Montre-moi la lumière !

© D.R.

Clive S. Lewis, l’auteur de Narnia, a raconté l’histoire de Robin, un garçon aveugle de naissance. Devenu adulte, il bénéficie d’une opération chirurgicale qui lui rend la vue. Il découvre le monde autour de lui, mais quelque chose lui manque.

– Montre-moi la lumière ! demande-t-il à sa femme.

– Mais elle est là, la lumière ; elle est partout.

– Non, montre-moi la lumière !

Sa femme prend une lampe de poche :

– Regarde, j’allume, j’éteins, j’allume, j’éteins, voici la lumière. Elle chasse la nuit, elle nous éclaire.

– Non, pas celle-là. La vraie lumière.

Robin ne sait pas expliquer ce qu’il ressent : il imaginait autre chose quand on lui parlait de lumière. Il est déçu.

La lumière, comme l’amour, n’existe que dans la rencontre : elle éclaire l’objet qu’elle touche, le fait sortir de l’ombre, l’amène au monde. L’amour n’existe qu’au contact de l’autre. On n’aime pas en théorie, on n’aime pas de façon abstraite : l’amour est une rencontre.

Imaginons deux suites possibles à l’histoire.

La première : Robin voit deux amoureux qui s’embrassent. Quand ils se séparent, en regardant leurs visages heureux tournés l’un vers l’autre, Robin s’écrie :

– Cette fois, je vois la lumière !

L’amour donne un sens à notre vie, nous justifie : nous comprenons que nous sommes là, ici et maintenant, pour ce moment d’amour reçu et donné. L’amour sincère, l’amour fidèle – en anglais, c’est le même mot : True Love – nous éclaire et nous réchauffe, il nous révèle à nous-mêmes. Combien d’hommes et de femmes ont été capables de réaliser des exploits pour leur bien-aimée, pour leur époux, pour leur enfant ? Des exemples me viennent à l’esprit en écrivant ces lignes : ma mère a mis entre parenthèses la carrière qu’elle aurait pu avoir pour que mon père puisse pleinement développer la sienne ; inversement, une amie a repris un travail après des années passées à la maison pour que la famille qui traversait des difficultés financières puisse retrouver une plus grande sécurité ; un homme parvient à renoncer à une addiction qui met son couple en danger ; des parents vont parcourir des kilomètres et passer des heures à l’hôpital pour faire soigner un de leurs enfants… Vous qui me lisez, avez-vous en tête une personne que l’amour de sa famille ou l’amour des autres fait rayonner ? Dans votre entourage, dans les médias, dans un film… Une Mère Teresa de Calcutta dont la silhouette voûtée se penche sur un mourant pour inonder d’amour ses derniers instants, ou qui serre contre son sari blanc et bleu un petit enfant malade… Un Jean Vanier qui a su redonner aux personnes handicapées une vraie dignité… Un Nelson Mandela qui a renoncé à sa juste vengeance pour construire l’unité et la paix dans son pays déchiré… Accueillez l’image qui vous vient et demandez-vous : quelle qualité ai-je envie d’acquérir pour ressembler à cette personne ?

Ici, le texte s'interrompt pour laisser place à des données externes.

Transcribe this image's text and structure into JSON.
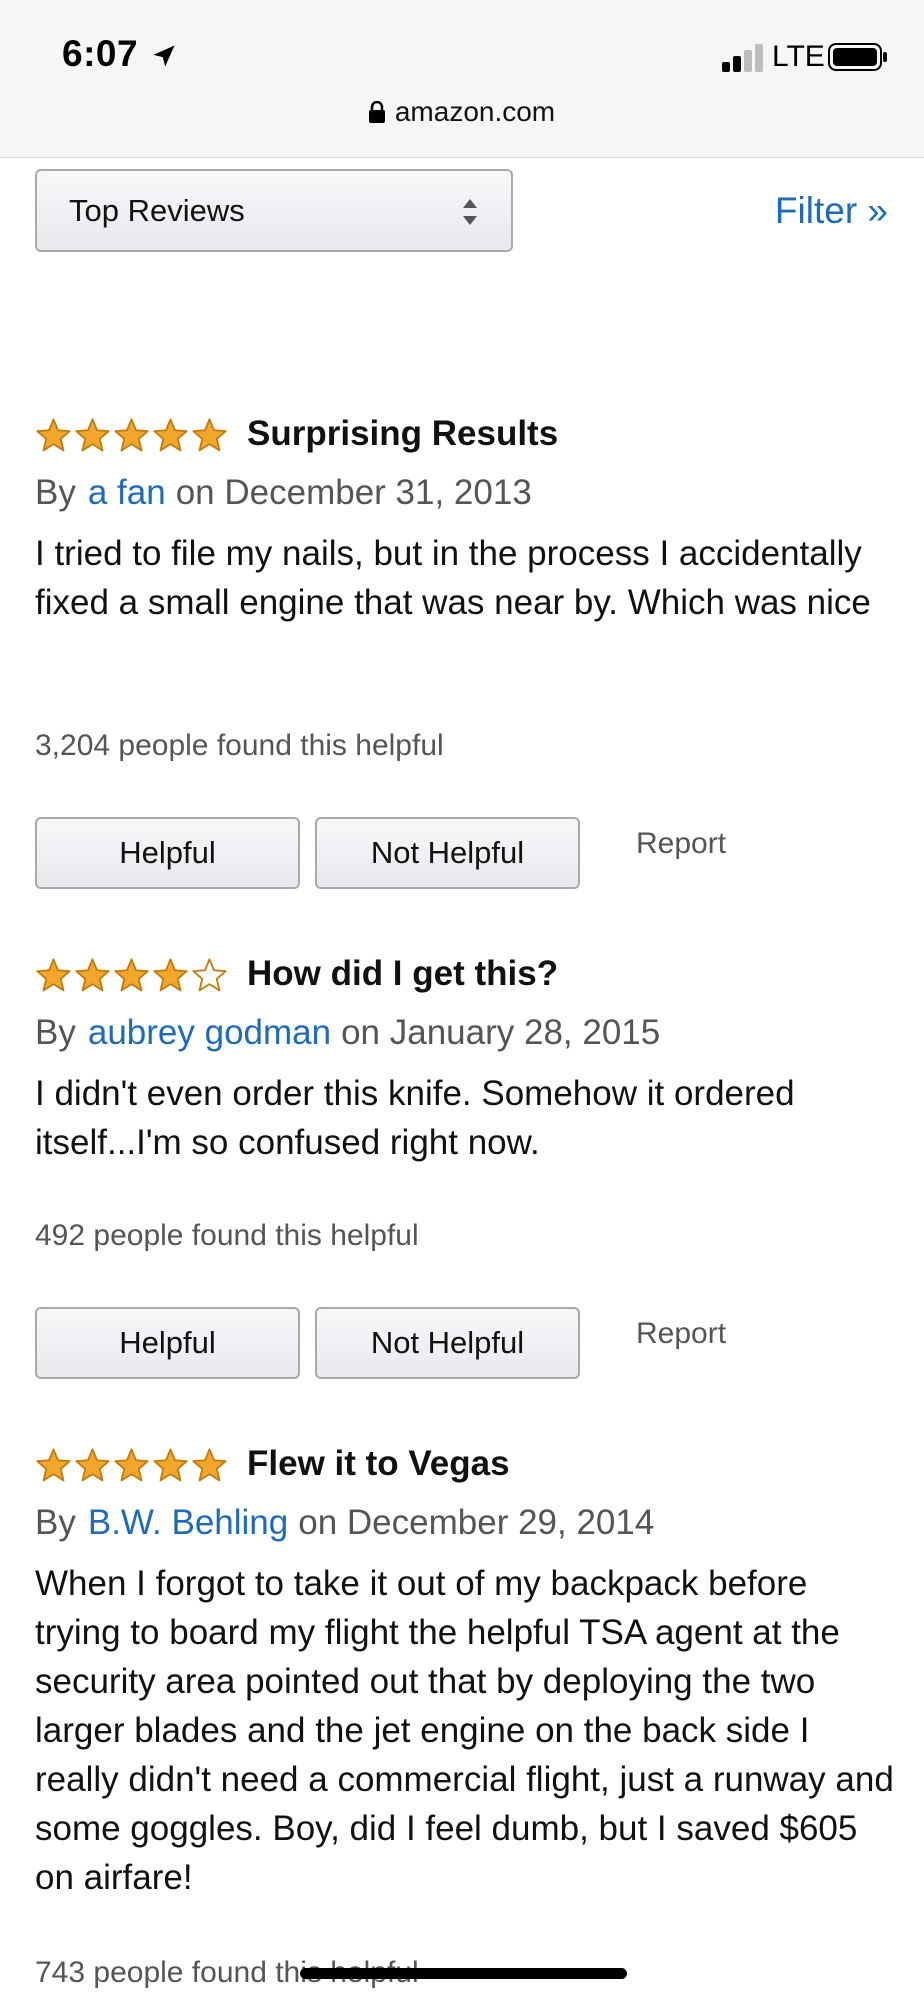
{
  "status_bar": {
    "time": "6:07",
    "network": "LTE"
  },
  "browser": {
    "url": "amazon.com"
  },
  "toolbar": {
    "sort_label": "Top Reviews",
    "filter_label": "Filter »"
  },
  "colors": {
    "link": "#1f6bba",
    "star": "#f3a62c",
    "star_stroke": "#c07d0e"
  },
  "reviews": [
    {
      "rating": 5,
      "title": "Surprising Results",
      "by_label": "By",
      "author": "a fan",
      "date": "on December 31, 2013",
      "body": "I tried to file my nails, but in the process I accidentally fixed a small engine that was near by. Which was nice",
      "helpful_text": "3,204 people found this helpful",
      "helpful_button": "Helpful",
      "not_helpful_button": "Not Helpful",
      "report_label": "Report"
    },
    {
      "rating": 4,
      "title": "How did I get this?",
      "by_label": "By",
      "author": "aubrey godman",
      "date": "on January 28, 2015",
      "body": "I didn't even order this knife. Somehow it ordered itself...I'm so confused right now.",
      "helpful_text": "492 people found this helpful",
      "helpful_button": "Helpful",
      "not_helpful_button": "Not Helpful",
      "report_label": "Report"
    },
    {
      "rating": 5,
      "title": "Flew it to Vegas",
      "by_label": "By",
      "author": "B.W. Behling",
      "date": "on December 29, 2014",
      "body": "When I forgot to take it out of my backpack before trying to board my flight the helpful TSA agent at the security area pointed out that by deploying the two larger blades and the jet engine on the back side I really didn't need a commercial flight, just a runway and some goggles. Boy, did I feel dumb, but I saved $605 on airfare!",
      "helpful_text": "743 people found this helpful"
    }
  ]
}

La deuxième suite possible à cette histoire : Robin, désespéré, ne comprend pas ce qui lui manque jusqu’au jour où il aperçoit un homme en prière. Devant son visage serein et pacifié, il s’écrie :

– Cette fois, je vois la lumière !

Car il y a une rencontre qui nous dépasse. Il y a un amour qui nous renouvelle. Il y a une espérance qui nous justifie. « Par ta lumière, nous voyons la lumière », lisons-nous dans la Bible, au Psaume 35. Tous les désirs de notre cœur, ce sentiment de vide ou de manque qui nous habite parfois, sont la marque laissée en nous, comme en creux, de la présence de Dieu. Nous cherchons cette rencontre, nous cherchons cet amour. Voulez-vous savoir quel est le sens de votre vie ? Vous êtes choisi, attendu, aimé de toute éternité par un Dieu d’amour qui veut vous combler de joie. Reprenez doucement ces mots du Psaume 35 :

« Qu’il est précieux ton amour, ô mon Dieu !

À l’ombre de tes ailes, tu abrites les hommes.

En toi est la source de vie ;

par ta lumière, nous voyons la lumière. »

Invitez Dieu dans votre vie et vous verrez : comme un aveugle qui recouvre la vue, votre existence nouvelle va commencer.